If you're having a problem with a team member really be out there in coding style, that's an excellent thing for the group to gently suggest is not a good idea at a code review.
Coding standards: YES. For reasons already covered in this thread.
Styling standards: NO. Your readable, is my bewildering junk, and vice versa. Good commenting and code factoring have a far greater benefit. Also gnu indent.
I like Ilya's answer because it incorporates the importance of readability, and the use of continuous integration as the enforcement mechanism. Hibri mentioned FxCop, and I think its use in the build process as one of the criteria for determining whether a build passes or fails would be more flexible and effective than merely documenting a standard.
I entirely agree that coding standards should be applied, and that it should almost always be at the team level.

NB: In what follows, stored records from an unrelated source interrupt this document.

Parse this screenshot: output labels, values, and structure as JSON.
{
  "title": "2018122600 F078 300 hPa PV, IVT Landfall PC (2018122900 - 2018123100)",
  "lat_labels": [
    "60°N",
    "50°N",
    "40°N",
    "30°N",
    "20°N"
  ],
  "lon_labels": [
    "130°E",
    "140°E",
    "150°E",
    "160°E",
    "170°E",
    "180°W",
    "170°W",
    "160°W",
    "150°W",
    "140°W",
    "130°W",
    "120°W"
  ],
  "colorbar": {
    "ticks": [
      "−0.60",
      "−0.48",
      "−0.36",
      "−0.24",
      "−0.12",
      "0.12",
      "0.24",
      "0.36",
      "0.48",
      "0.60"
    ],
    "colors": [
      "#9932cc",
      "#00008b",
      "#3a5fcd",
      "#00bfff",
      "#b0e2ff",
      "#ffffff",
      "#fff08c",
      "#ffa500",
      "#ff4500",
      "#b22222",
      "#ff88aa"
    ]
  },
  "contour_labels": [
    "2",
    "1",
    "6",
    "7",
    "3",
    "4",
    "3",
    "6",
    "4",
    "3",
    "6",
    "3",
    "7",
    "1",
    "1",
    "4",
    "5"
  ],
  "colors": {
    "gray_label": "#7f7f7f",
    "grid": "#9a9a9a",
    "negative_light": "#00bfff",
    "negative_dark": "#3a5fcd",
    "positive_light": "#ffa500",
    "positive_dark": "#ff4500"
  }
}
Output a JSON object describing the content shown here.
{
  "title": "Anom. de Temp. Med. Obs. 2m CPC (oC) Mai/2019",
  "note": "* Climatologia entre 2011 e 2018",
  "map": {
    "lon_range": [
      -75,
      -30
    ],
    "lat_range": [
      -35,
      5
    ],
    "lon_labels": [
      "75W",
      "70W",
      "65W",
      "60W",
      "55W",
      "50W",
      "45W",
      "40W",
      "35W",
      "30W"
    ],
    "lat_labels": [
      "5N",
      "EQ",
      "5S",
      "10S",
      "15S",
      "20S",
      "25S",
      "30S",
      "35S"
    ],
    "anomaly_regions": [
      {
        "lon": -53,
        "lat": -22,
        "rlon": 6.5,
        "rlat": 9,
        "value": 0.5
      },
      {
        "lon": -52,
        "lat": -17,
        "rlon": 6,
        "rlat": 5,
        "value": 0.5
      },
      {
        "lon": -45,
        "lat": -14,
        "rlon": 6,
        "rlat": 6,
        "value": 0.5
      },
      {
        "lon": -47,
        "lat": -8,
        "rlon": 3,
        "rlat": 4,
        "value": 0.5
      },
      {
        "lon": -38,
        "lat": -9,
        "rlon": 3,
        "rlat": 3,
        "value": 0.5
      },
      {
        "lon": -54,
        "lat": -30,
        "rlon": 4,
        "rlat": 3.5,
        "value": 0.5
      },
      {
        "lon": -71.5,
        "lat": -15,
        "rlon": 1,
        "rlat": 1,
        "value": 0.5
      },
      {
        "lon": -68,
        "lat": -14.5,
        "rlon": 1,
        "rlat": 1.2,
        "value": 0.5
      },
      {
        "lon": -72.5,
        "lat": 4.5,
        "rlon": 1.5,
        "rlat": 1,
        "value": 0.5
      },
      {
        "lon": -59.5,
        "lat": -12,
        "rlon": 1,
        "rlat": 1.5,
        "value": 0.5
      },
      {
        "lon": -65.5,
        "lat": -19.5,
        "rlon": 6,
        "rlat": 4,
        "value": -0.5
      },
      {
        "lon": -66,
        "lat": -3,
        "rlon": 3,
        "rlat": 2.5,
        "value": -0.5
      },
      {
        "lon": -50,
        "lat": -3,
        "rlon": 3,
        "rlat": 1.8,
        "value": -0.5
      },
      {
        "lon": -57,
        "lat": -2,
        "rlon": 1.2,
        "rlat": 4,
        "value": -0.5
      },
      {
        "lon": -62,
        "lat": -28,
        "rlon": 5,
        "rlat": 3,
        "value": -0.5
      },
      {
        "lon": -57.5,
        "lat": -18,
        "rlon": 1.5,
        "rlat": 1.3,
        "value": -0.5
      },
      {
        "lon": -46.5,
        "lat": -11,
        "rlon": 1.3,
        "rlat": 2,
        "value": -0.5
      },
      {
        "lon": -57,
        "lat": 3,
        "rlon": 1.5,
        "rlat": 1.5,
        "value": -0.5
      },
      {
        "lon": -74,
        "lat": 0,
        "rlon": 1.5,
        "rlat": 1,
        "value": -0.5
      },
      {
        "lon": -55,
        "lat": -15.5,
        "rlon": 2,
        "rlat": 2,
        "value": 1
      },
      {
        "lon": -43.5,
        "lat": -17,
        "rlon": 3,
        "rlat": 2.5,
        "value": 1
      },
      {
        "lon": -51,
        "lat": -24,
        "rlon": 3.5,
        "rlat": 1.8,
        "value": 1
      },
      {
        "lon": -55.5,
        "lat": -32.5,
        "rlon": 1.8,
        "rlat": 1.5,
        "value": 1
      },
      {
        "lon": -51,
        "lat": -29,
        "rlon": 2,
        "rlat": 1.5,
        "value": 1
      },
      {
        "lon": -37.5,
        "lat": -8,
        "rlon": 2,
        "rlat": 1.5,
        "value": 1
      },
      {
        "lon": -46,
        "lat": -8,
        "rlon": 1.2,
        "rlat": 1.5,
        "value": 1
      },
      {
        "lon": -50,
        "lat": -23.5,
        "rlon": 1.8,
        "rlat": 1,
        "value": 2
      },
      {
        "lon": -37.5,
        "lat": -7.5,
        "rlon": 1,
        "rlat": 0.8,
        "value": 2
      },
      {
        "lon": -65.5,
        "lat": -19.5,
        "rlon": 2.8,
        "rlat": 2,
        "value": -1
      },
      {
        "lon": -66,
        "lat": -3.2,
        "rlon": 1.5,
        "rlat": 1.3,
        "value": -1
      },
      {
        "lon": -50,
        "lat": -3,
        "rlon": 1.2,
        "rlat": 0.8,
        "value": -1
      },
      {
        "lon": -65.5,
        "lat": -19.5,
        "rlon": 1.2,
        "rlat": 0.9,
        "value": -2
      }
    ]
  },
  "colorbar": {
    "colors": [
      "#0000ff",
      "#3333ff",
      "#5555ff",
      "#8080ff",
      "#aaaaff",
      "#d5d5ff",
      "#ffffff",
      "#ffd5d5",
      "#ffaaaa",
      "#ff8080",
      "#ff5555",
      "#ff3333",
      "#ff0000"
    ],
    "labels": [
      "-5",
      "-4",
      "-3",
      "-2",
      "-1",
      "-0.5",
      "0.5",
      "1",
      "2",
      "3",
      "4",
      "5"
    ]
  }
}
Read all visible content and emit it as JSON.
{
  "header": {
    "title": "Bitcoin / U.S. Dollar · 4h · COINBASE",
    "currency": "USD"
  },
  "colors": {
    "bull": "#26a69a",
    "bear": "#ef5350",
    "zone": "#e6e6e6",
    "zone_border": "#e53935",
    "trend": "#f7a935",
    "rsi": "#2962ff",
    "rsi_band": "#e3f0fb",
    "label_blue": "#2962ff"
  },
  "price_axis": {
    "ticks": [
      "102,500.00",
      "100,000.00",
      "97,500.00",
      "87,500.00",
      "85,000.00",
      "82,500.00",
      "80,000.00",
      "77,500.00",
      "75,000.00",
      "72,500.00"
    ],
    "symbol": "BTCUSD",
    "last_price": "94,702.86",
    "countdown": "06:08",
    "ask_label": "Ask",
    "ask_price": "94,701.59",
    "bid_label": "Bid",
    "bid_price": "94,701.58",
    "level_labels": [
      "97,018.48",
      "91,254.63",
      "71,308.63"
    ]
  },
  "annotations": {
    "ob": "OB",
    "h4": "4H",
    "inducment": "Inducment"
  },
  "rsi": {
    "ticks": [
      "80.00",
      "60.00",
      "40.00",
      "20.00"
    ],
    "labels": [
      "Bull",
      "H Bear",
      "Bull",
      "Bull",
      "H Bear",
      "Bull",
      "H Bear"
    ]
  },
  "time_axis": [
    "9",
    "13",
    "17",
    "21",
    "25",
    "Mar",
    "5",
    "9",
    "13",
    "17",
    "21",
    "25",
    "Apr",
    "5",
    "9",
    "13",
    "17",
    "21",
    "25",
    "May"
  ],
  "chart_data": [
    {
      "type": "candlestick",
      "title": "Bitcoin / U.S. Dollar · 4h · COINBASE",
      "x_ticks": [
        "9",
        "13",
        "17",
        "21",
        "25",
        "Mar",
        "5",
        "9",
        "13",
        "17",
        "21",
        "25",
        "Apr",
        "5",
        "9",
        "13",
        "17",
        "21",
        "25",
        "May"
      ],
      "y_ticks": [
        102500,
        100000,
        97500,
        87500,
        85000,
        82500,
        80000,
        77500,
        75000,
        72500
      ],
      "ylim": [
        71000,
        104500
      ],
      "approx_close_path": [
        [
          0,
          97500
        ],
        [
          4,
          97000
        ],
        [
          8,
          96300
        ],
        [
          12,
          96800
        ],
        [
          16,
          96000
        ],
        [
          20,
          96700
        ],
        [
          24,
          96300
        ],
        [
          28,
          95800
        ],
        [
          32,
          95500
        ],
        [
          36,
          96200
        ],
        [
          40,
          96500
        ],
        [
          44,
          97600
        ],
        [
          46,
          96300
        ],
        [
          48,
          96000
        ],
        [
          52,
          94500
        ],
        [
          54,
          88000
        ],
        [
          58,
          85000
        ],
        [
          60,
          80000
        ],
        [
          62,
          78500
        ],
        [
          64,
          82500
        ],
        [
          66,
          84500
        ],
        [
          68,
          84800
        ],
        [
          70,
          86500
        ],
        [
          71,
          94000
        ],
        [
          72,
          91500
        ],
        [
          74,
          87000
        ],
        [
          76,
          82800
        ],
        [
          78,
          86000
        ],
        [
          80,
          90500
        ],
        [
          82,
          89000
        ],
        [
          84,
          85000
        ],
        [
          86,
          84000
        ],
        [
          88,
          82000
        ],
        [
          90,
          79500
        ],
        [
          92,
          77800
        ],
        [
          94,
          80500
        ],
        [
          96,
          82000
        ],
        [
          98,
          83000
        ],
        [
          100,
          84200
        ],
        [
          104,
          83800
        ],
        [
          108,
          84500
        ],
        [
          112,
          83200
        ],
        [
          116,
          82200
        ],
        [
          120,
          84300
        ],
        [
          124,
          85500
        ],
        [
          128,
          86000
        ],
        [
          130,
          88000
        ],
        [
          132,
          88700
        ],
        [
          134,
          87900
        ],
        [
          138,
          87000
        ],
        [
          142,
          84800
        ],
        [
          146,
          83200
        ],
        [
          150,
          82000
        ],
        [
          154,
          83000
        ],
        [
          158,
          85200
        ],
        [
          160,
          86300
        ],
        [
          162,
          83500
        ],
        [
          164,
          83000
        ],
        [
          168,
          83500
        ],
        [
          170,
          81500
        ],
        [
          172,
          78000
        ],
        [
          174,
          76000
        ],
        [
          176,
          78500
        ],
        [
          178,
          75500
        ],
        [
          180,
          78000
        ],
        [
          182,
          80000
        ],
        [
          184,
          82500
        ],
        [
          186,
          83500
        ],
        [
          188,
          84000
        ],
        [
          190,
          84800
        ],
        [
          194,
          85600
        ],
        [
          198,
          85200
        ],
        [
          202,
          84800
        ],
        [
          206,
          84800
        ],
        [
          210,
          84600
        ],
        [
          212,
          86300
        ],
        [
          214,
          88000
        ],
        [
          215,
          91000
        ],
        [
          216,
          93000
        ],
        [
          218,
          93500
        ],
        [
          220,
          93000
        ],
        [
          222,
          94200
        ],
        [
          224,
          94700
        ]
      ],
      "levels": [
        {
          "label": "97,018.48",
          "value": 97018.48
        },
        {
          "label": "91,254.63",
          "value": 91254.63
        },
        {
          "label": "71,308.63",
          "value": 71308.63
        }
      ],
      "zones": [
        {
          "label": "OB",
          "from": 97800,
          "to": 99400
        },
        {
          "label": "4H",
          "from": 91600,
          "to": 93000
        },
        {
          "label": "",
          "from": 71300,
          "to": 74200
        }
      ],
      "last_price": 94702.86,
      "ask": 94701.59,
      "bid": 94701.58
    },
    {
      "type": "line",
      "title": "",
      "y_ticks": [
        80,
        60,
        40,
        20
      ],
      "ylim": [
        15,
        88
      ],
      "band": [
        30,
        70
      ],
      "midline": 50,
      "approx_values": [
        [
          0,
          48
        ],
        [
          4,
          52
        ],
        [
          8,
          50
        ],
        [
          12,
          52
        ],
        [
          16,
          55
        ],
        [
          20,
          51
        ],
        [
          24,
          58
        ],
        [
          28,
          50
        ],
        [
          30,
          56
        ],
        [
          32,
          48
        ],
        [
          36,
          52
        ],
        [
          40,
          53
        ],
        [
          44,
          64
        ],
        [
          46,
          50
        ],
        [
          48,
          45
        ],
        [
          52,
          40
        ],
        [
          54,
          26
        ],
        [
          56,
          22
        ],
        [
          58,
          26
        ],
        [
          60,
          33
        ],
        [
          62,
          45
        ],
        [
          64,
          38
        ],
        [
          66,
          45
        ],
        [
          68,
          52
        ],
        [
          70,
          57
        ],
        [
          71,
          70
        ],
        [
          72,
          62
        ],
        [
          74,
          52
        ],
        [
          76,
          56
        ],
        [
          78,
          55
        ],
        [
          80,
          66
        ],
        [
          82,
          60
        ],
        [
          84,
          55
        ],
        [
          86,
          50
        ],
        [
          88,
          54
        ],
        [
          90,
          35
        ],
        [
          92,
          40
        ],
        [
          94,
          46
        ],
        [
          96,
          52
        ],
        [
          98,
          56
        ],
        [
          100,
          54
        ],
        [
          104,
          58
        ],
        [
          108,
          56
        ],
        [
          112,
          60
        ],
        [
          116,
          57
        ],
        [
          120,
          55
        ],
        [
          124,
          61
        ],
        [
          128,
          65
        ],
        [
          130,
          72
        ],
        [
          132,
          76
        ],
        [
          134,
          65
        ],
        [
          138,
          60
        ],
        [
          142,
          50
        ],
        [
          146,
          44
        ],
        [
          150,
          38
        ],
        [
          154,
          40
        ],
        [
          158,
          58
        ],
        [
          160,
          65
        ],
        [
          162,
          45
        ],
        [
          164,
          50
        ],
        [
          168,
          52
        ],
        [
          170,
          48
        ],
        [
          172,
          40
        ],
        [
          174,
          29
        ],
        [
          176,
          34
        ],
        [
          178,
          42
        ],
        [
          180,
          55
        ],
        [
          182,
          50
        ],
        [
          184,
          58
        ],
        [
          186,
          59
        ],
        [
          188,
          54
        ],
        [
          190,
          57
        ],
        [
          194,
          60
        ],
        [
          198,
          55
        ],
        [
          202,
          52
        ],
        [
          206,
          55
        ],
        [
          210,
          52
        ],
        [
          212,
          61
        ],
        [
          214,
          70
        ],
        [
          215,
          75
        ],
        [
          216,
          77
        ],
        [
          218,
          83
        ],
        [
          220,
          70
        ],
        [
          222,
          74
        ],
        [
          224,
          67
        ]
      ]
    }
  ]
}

However there are a couple of exceptions.
If the team is writing code that is to be used by other teams (and here I mean that other teams will have to look at the source, not just use it as a library) then there are benefits to making common standards across all the teams using it. Similarly if the policy of the company is to frequently move programmers from one team to another, or is in a position where one team frequently wants to reuse code from another team then it is probably best to impose standards across the company.
There are two types of conventions.
Type A conventions: "please do these, it is better"
and Type B: "please drive on the right hand side of the road", while it is okay to drive on the other side, as long as everyone does the same way.
There's no such thing as a separate team. All code in a good firm is connected somehow, and style should be consistent. It's easier to get yourself used to one new style than to twenty different styles.
Also, a new developer should be able to respect the practices of existing codebase and to follow them.